Another truly great teacher is Leland Yeager, from whom, at Auburn University, I learned much about money, banking, macroeconomics, and political philosophy. Leland is a scholar’s scholar: careful, thorough, brilliant, learned, wise, and possessing not a whiff of self-importance. (See also this wonderful article, by Bill Breit, Ken Elzinga, and Tom Willett, on Leland.)
I recently discovered a monograph Leland wrote back in 1954, entitled Free Trade: America’s Opportunity. (Although long out of print, the wonders of the market enabled me to buy a copy for $9.99.) This monograph bursts with wisdom and insight — for example, consider Leland’s response to those persons who assert that free trade is good “in theory” but not so good “in practice.”
The Protectionist actually takes pride in his narrow viewpoint. He sticks to plain facts — clear examples of benefit from Protection or of damage from foreign competition. He does not concern himself with remote, intangible, theoretical consequences. Thank God, he is no impractical theorist who never met a payroll! If he happens to be a watch lobbyist, he must struggle for patience with the poor understanding of Congressmen who never had practical experience in retailing watches. If he is a fishing-tackle man, he pities the ignorance of trade-agreements negotiators who never had practical experience in manufacturing fishing tackle. He scorns the theorist’s “over-all” view of the economic system and sticks to the down-to-earth case-by-case approach. In so doing, he refuses to consider the decisive heart of the tariff controversy.

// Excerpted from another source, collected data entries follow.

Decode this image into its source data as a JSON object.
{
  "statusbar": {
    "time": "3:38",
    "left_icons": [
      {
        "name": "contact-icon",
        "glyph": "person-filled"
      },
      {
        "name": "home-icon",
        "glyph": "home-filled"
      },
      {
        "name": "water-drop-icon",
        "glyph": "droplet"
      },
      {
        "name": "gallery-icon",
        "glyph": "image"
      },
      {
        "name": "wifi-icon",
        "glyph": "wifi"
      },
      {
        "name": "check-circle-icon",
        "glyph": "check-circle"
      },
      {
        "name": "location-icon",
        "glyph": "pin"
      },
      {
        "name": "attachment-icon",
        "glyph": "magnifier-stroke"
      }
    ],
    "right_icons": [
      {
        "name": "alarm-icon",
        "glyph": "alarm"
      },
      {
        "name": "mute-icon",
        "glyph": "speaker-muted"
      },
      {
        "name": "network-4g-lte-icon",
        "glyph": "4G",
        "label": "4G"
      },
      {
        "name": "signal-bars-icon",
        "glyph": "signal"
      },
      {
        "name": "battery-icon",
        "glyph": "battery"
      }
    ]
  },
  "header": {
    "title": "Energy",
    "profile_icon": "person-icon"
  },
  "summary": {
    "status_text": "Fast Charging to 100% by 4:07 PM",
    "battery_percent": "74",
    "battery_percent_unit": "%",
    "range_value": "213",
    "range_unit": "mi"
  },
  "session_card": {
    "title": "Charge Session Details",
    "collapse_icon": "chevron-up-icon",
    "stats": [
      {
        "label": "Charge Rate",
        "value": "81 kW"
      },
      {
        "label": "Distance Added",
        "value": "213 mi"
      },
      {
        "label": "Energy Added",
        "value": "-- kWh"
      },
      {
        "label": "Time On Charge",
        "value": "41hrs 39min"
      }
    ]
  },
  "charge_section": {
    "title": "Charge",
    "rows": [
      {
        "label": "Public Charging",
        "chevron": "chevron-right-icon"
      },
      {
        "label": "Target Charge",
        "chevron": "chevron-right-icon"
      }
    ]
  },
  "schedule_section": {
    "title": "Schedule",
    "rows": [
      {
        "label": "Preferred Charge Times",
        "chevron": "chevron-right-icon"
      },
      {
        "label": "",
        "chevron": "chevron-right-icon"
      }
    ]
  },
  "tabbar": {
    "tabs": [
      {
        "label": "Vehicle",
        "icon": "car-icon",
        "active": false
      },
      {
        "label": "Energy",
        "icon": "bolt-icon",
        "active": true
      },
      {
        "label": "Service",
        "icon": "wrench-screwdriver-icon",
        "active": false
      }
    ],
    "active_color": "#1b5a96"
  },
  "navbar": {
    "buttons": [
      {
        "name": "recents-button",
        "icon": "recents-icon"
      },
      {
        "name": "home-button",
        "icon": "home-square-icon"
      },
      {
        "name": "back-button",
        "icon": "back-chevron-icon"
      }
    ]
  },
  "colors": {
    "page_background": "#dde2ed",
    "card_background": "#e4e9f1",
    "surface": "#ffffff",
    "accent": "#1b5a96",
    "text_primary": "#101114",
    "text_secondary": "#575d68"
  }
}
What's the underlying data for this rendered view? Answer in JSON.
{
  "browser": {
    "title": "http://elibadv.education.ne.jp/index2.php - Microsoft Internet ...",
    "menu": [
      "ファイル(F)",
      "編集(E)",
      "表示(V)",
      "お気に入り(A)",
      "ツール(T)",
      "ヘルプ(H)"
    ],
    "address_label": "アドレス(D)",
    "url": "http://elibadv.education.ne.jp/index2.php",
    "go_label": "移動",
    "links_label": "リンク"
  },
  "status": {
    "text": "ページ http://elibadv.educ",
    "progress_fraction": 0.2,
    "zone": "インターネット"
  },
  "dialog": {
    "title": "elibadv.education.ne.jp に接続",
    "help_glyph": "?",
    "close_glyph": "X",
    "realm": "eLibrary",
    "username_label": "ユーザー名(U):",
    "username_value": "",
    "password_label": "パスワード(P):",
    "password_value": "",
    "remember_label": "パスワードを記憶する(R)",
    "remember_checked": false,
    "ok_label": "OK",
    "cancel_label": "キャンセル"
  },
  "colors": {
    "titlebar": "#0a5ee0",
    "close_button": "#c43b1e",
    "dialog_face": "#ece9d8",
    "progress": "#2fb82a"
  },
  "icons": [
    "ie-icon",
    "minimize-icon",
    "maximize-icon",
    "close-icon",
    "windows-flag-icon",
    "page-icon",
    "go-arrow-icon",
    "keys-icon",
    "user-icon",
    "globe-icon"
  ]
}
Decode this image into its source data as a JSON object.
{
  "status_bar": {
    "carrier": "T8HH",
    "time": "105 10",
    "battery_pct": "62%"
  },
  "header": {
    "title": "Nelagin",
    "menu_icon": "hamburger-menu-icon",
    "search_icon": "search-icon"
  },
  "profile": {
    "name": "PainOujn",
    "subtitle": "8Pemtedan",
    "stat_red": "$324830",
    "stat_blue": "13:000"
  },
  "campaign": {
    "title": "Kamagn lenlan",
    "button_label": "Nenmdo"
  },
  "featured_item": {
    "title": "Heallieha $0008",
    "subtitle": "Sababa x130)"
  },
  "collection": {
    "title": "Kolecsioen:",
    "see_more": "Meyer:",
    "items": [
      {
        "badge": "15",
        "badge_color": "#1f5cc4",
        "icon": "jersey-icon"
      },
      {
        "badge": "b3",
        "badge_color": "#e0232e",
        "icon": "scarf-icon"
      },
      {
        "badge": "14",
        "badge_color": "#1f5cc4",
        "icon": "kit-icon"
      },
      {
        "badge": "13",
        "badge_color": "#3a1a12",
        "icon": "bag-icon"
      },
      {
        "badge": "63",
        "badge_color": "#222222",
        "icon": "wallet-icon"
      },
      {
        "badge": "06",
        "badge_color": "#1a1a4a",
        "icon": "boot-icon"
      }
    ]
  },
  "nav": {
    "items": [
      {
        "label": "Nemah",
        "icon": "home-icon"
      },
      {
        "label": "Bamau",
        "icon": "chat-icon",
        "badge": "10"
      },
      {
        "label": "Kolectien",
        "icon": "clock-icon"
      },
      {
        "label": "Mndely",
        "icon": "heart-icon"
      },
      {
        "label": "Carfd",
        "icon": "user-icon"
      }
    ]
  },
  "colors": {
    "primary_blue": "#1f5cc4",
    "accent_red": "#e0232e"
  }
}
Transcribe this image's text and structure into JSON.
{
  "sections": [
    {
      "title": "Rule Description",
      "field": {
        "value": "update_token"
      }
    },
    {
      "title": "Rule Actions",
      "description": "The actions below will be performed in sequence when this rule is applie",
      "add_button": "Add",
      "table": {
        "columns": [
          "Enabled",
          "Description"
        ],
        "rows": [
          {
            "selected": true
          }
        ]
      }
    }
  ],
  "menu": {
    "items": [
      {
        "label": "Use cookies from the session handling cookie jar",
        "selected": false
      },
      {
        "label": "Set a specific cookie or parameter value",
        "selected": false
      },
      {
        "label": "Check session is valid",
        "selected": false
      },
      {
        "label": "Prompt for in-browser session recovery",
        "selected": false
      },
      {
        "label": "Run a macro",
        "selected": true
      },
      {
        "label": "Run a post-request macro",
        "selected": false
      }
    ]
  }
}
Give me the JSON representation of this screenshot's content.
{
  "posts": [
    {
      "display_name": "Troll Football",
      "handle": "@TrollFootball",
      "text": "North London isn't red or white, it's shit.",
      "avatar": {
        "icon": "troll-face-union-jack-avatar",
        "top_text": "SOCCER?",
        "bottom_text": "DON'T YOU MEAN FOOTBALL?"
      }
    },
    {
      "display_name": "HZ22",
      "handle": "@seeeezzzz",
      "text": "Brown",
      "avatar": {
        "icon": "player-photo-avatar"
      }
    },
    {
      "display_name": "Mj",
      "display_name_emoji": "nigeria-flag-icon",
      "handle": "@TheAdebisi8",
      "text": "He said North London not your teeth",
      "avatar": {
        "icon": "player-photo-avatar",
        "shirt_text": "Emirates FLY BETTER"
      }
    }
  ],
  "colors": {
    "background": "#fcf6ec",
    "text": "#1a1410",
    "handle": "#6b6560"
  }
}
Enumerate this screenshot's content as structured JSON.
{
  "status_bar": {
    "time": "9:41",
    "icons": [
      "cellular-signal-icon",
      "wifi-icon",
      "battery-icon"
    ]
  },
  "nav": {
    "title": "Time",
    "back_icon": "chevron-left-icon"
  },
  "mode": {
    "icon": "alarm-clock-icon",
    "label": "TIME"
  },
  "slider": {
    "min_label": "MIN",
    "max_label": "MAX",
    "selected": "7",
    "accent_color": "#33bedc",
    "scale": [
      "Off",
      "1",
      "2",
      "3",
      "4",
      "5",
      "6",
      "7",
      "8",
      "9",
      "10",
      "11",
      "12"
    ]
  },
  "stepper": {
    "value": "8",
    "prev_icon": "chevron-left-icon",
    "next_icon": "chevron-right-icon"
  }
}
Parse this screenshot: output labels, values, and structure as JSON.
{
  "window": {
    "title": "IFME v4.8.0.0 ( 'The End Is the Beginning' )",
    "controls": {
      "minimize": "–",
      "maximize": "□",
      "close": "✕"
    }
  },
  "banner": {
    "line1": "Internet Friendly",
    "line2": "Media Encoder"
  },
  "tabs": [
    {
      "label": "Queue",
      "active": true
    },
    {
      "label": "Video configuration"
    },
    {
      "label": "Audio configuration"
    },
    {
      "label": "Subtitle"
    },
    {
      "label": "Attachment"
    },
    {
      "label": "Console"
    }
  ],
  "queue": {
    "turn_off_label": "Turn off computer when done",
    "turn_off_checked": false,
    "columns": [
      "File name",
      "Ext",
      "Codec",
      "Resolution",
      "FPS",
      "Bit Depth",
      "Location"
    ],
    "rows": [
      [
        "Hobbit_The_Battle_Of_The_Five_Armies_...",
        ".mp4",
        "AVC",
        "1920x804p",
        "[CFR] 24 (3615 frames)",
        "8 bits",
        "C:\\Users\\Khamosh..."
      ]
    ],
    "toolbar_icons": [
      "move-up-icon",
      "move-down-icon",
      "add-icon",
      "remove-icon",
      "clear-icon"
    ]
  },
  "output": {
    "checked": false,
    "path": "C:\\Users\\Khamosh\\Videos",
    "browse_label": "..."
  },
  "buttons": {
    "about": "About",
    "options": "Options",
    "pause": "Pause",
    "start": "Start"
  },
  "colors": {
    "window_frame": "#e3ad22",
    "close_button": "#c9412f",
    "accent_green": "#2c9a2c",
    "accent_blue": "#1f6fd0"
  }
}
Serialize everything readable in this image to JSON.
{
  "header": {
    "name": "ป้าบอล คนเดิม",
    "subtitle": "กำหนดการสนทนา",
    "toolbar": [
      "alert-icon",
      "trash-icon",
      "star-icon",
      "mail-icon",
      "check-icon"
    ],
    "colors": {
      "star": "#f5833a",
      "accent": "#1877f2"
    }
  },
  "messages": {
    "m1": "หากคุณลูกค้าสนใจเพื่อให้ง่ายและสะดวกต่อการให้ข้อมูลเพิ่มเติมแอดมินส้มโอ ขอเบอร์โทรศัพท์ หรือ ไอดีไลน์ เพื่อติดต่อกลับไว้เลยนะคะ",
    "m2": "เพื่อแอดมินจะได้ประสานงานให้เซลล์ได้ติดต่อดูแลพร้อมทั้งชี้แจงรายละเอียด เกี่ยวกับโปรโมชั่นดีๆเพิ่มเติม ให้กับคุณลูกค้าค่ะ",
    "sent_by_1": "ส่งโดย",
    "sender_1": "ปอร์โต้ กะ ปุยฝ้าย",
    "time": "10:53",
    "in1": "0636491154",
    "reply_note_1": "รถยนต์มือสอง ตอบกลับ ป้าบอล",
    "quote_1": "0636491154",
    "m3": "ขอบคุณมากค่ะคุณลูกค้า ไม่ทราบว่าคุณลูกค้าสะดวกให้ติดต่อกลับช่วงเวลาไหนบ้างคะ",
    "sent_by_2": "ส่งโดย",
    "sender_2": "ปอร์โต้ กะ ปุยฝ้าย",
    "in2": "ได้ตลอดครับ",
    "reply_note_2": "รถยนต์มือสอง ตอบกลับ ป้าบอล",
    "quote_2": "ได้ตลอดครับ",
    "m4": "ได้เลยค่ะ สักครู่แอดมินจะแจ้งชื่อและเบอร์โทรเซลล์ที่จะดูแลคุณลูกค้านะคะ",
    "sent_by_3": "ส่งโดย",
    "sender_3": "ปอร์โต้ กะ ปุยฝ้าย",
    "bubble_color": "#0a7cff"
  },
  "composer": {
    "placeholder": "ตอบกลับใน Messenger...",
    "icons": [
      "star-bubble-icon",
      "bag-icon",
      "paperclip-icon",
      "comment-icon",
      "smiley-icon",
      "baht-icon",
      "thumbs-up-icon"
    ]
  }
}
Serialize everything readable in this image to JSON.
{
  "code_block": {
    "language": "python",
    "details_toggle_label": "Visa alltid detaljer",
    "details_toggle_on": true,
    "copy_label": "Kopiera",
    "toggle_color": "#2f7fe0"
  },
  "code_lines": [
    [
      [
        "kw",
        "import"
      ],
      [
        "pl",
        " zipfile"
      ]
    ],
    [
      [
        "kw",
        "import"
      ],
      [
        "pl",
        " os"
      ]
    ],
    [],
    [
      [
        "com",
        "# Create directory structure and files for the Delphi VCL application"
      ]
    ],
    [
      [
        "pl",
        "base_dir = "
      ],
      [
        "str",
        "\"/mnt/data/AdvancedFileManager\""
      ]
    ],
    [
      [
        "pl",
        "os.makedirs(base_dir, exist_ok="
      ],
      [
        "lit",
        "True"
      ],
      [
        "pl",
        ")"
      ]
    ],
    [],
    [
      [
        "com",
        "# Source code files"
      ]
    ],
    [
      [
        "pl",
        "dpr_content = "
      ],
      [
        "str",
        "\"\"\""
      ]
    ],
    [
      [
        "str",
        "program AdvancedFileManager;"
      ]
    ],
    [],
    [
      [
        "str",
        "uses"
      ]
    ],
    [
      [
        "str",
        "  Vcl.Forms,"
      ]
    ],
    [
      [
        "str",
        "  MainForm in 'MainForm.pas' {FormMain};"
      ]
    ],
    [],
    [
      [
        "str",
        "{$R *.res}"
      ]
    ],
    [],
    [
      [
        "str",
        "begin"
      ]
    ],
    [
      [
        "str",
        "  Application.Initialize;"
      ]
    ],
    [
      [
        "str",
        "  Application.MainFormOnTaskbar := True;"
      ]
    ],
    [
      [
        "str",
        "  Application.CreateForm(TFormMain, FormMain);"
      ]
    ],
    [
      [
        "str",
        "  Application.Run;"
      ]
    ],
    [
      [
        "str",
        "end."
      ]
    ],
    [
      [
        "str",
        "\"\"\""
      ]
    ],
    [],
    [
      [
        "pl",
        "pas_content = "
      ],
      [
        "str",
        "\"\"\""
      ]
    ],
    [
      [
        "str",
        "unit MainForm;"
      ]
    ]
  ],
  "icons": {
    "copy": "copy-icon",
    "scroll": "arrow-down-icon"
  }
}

[Leland then offers this quotation from Norman Campbell, What is Science? (1952)]:
The plain man — I do not think that this is an overstatement — calls a “theory” anything he does not understand, especially if the conclusions it is used to support are distasteful to him…. It is only because he does not understand “theory” that the plain man is apt to compare it unfavorably with “practice,” by which he means what he can understand.
The practical man is apt to sneer at the theorist; but an examination of any of his most firmly-rooted prejudices would show at once that he himself is as much a theorist as the purest and most academic student; theory is a necessary instrument of thought in disentangling the amazingly complex relations of the external world. But while his theories are false because he never tests them properly, the theories of science are continually under constant test and only survive if they are true. It is the practical man and not the student of pure science who is guilty of relying on extravagant speculation, unchecked by comparison with solid fact.
For all his vaunted realism, the Protectionist theorizes without knowing it. Furthermore, his haphazard theories are far less able to stand inspection than those of the trained theorists whom he scorns [pp. 33-34; original emphasis].
The next time you hear someone praise the “practical” insights about trade issuing from people such as Ross Perot, Lou Dobbs, or the well-meaning but economically uninformed business executive who pleads with Congress for protection from competition, remember the above slice of wisdom from Leland Yeager.